Quem pesquisa música, especialmente disco music, certamente já ouviu falar de uma tal one hit wonder dos anos 70, que foi atriz pornô antes de ser cantora. De one hit wonder na verdade ela não tem nada. Vamos falar com profundidade (ops) sobre a pequena e ímpar obra (apenas três álbuns lançados) da senhorita Andrea Marie Truden, que o mundo conhece à frente da banda Andrea True Connection, do megahit More, More, More, ou, os mais safadinhos, através da sua extensa cinegrafia adulta usando os codinomes Inger Kissin, Andrea Travis, Catherine Warren, Singh Baixo ou ainda Singe Low.

Acontece que dois de seus três discos são tão geniais que merecem todas as honras das vitrolas Planeta a fora, inclusive esta matéria.
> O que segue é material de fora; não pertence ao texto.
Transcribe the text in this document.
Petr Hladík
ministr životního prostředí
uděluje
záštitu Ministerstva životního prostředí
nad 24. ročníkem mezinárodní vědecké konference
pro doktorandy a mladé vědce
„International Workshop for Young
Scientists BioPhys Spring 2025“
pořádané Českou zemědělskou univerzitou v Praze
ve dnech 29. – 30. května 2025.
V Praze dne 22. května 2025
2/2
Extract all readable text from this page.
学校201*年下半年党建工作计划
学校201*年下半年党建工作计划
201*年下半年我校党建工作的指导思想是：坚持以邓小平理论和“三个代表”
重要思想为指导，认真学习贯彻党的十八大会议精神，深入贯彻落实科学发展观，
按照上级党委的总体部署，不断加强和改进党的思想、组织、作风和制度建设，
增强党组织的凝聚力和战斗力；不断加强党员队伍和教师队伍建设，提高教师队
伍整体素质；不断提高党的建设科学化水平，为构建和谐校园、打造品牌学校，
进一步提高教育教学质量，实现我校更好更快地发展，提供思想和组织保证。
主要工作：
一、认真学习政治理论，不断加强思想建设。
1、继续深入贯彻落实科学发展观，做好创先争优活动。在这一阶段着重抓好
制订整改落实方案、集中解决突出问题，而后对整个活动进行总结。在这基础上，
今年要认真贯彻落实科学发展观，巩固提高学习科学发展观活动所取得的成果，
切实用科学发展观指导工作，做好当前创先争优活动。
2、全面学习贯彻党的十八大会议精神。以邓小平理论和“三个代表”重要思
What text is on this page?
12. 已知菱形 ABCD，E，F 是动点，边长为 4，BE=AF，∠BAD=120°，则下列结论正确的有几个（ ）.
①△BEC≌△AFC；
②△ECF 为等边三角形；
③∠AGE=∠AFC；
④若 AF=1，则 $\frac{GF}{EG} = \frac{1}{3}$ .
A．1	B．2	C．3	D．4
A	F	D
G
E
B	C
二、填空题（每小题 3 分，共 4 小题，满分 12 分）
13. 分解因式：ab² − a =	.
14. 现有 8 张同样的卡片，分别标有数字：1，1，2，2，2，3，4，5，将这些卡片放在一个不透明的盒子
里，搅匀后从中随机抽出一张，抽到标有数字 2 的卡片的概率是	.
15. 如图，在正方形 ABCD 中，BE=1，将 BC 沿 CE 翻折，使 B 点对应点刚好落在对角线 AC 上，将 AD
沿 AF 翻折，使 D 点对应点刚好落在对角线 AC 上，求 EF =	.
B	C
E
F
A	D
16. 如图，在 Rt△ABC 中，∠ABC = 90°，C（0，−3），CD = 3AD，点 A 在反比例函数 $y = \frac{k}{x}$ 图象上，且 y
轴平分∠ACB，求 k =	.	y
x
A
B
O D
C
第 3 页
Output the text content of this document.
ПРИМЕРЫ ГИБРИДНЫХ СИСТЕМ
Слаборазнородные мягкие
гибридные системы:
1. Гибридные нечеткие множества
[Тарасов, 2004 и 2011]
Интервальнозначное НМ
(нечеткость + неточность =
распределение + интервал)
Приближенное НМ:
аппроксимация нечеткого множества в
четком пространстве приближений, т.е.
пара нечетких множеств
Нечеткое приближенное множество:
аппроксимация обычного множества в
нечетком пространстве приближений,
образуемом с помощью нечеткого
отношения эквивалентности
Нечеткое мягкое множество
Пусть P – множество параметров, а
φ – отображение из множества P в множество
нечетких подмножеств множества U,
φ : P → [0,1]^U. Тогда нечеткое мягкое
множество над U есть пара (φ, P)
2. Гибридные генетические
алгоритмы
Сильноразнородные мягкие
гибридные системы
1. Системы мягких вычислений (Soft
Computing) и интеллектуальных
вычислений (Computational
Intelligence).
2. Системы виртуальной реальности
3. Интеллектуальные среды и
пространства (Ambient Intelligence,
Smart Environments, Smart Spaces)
More, More, More – Andrea True Connection

Andrea talvez não seja a precursora da soft porn disco music, mas com certeza foi uma grande influência sexual na indústria depois que More, More, More foi lançada. Dá sacar traços de Andrea desde Erotica, da Madonna, até no escracho de Wrecking Ball, da Miley Cyrus. No fundo, parece que todas receberam dela a entidade de pornô diva como legado e tentam até hoje unir sexo e música no mesmo pacote.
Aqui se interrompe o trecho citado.